Trump wanted to use the Panama project as a “baby” for Ivanka, Roger Khafif, a Panamian developer who pitched the deal to Trump in 2005, told Reuters.
She helped kickstart the project a year later by selecting a Brazilian former car salesman, Alexandre Ventura Nogueira, as a lead broker to sell units. He promised quick sales at high prices. Ventura’s firm, Homes Real Estate Investment & Services, delivered, selling 350 to 400 units, about $100m worth of property, he told Reuters and NBC.
He met Ivanka numerous times, met her brothers Eric and Donald Jr, and met the future president once, at a celebratory event in 2008 at Mar-a-Lago, the family’s Florida estate.
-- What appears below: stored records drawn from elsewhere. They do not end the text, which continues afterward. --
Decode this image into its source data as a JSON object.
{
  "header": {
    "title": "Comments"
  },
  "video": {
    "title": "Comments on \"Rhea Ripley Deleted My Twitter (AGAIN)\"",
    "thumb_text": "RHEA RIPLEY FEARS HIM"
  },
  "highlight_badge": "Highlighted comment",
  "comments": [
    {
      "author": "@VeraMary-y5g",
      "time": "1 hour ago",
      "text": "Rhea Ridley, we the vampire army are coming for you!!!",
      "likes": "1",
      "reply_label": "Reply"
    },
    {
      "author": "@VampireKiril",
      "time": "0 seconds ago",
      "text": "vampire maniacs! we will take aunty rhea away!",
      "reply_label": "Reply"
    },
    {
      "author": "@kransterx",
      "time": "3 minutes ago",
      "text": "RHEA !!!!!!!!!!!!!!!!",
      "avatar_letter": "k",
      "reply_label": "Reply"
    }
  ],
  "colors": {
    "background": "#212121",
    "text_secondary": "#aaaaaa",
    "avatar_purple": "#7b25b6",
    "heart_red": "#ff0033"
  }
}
A year later, however, Ventura was arrested in Panama for real estate fraud, unrelated to the Trump project, and fled on bail.
Now a fugitive, the 43-year-old spoke from an undisclosed European city wearing a disguise.
Ventura said some of his brokers and clients who traded units in the Trump Ocean Club were connected to the Russian mafia and other organised crime groups.
He said he sold seven to 10 units to David Murcia Guzmán, a disgraced entrepreneur who is currently in US custody awaiting extradition to Colombia after being convicted by a US federal court of laundering money for drug cartels, including through real estate.
Ventura said he sold about half the units to Russian-speaking brokers, including Arkady Vodovozov, who, according to court files cited by Reuters, was convicted of kidnapping in Israel, and Igor Anapolskiy, who, according to Ukrainian court documents cited by Global Witness, was convicted in 2014 of forging travel documents.
Another was Stanislav Kavalenka, who, according to Ontario court documents, was charged in Canada with “compelling” and “procuring” women to engage in prostitution. The case was later withdrawn.
Many buyers remained unidentified because many units were bought and sold through anonymous shell companies. Ventura said he set up hundreds of such corporations, charging roughly $1,000 each.
“I had some customers with questionable backgrounds,” he said. “Nobody ever asked me. Banks never asked. Developer didn’t ask and (the) Trump Organization didn’t ask. Nobody ask: ‘Who are the customers, where did the money come from?’ No, nobody ask.”
Mauricio Ceballos, a former financial crimes prosecutor in Panama who investigated Ventura, told NBC the skyscraper was a “vehicle for money laundering”.
Alan Garten, the Trump Organization’s chief legal officer, played down Ventura’s connections with the Trumps, telling Reuters they did not remember meeting him, and that such contacts would have been “meaningless” and just one of hundreds of public appearances they make each year.